Egnyte's search results do not include files in the trash. To learn more about searching in the Trash, refer to this article.

Search Weights

Filenames have a higher weight in scoring results. The number of matches within a file also plays a role in ranking the search results. In addition to that, files modified relatively recently will have a higher weight.

Tokenized Search of File and Folder Names

When searching for a file or folder name, we tokenize the search into groups of 3 letters called trigrams. For example, searching for "brexit" would create four tokens ("bre," "rex," "exi," and "xit") and any file/folder name which matches at least 50% of search tokens would be considered a match. A folder named "Existing Breaks" would be displayed in the search results since it matches two out of the four tokens ("bre" and "exi") but a folder named "Breaks" would not be displayed since it only matches one token ("bre").

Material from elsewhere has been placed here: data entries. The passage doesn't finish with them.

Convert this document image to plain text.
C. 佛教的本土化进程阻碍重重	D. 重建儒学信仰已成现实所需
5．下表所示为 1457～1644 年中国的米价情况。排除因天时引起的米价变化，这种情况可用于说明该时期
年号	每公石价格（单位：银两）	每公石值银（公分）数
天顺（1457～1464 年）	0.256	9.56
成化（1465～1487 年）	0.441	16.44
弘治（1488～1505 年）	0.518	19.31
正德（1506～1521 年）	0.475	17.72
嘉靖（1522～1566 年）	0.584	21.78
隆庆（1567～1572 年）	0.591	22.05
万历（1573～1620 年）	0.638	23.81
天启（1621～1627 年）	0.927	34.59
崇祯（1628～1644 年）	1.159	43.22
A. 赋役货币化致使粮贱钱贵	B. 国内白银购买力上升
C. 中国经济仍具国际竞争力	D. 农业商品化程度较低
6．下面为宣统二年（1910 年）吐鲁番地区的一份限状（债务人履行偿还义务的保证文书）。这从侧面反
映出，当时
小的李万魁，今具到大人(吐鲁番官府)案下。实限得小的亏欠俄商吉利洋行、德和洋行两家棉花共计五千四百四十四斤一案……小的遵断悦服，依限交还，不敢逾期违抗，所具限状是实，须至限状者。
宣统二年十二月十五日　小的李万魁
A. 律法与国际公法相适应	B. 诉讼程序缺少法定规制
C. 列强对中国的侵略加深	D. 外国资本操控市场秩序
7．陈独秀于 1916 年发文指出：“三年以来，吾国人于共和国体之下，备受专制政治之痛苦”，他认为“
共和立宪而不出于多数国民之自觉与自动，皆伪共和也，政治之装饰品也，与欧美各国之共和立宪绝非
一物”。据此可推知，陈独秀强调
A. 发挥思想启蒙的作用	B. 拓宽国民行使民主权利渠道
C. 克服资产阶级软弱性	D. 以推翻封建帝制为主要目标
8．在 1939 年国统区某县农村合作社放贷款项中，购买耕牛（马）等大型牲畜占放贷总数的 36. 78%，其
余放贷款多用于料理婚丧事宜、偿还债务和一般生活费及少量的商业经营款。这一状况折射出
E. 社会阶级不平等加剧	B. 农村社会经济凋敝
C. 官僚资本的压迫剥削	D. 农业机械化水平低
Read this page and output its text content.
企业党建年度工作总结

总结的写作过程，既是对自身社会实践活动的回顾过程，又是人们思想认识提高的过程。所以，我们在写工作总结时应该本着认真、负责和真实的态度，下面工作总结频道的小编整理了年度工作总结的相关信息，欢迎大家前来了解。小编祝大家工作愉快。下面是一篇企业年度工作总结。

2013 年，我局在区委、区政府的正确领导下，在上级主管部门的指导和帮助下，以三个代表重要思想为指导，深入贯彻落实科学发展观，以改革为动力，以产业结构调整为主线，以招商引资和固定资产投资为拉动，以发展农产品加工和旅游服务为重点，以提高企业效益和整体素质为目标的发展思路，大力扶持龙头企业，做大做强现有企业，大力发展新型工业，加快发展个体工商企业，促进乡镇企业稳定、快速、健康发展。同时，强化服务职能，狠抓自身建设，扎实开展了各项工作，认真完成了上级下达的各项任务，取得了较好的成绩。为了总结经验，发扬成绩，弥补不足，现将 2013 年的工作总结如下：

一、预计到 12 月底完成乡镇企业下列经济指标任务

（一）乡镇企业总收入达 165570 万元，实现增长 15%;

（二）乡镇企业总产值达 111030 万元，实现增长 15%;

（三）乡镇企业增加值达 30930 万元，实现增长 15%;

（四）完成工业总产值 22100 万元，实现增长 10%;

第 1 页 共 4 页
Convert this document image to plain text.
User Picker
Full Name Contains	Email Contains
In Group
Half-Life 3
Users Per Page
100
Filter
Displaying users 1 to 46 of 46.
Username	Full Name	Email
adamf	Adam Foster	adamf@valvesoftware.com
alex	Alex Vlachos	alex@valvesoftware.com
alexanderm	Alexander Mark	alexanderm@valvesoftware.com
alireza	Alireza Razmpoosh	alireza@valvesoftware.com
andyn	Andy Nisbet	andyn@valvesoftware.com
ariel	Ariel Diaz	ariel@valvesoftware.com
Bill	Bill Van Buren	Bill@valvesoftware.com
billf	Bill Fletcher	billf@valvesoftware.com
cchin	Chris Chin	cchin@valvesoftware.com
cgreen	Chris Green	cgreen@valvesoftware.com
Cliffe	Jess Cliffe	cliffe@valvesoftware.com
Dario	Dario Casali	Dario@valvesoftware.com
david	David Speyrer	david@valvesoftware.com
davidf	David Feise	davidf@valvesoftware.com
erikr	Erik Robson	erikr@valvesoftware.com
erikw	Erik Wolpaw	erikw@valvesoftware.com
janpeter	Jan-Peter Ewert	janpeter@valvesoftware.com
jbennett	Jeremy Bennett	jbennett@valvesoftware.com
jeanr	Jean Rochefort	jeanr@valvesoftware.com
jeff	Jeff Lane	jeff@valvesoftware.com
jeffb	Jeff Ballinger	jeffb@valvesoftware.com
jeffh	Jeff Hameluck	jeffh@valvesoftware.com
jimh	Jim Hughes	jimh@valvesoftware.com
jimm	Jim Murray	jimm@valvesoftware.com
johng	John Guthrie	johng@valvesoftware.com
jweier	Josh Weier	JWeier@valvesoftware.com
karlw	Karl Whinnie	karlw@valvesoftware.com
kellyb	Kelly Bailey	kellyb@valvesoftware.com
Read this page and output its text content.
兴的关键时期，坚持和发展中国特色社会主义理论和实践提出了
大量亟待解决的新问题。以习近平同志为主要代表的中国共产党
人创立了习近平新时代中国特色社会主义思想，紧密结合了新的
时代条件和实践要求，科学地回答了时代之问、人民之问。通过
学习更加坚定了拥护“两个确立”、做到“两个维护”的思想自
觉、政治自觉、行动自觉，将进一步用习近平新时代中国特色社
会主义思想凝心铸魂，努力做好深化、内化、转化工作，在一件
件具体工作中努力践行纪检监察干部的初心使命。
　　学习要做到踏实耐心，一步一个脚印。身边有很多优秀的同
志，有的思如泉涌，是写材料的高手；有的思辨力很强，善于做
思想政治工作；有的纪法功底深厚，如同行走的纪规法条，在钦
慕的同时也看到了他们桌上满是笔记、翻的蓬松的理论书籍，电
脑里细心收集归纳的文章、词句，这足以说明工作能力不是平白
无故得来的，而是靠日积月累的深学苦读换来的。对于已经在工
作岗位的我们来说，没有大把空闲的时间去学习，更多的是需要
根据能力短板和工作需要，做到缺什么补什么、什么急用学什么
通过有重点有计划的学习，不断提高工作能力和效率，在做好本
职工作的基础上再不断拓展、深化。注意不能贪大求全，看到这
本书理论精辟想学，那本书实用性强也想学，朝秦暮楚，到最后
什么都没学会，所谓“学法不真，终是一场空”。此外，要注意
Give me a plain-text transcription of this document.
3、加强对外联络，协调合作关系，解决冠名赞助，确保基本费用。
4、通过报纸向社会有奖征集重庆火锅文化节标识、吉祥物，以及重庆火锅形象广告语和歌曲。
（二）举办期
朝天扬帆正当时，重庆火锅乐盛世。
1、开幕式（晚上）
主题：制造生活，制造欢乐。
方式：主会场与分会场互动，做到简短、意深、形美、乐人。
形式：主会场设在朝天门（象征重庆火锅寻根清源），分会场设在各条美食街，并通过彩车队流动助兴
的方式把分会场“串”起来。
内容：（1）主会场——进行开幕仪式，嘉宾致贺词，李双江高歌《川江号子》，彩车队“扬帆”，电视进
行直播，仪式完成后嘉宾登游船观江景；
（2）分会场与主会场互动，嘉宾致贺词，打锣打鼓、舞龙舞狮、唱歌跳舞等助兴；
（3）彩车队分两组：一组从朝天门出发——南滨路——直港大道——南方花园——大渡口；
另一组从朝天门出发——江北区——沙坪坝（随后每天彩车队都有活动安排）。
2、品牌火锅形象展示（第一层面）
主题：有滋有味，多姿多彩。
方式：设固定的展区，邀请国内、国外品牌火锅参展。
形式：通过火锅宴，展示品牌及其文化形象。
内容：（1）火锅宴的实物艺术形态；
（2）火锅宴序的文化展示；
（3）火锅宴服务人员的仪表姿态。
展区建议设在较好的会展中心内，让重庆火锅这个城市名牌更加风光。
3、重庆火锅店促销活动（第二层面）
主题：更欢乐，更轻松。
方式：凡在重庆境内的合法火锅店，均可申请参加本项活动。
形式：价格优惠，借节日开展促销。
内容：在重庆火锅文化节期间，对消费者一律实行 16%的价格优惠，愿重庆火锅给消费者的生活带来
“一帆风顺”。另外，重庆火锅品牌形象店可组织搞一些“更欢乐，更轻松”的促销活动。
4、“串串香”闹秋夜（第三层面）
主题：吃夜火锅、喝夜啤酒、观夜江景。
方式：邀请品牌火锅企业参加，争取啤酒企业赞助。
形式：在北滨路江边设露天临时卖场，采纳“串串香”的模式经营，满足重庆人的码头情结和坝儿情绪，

Searching Document Content

Text from the following file types are searchable: doc, docx, docm, xls, xlsx, xlsm, ppt, pptx, pptm, pdf, htm, html, txt, rtf, xml, pages, numbers, key, msg, zip, tar, tgz, odp, ods, odt, tsv, xhtml, csv, dot, wbk, dotm, docb, xlt, xlm, xlsm, xltx, xltm, xlsb, xla, xlam, xll, xlw, ppt, pot, pps, potx, potm, ppam, ppsx, ppsm, sldx, sldm, ps, epub, mbox.

Text content is indexed for search for files smaller than 20MB. We also limit the indexed text to no more than 50KB of extracted text and 10,000 tokens (words).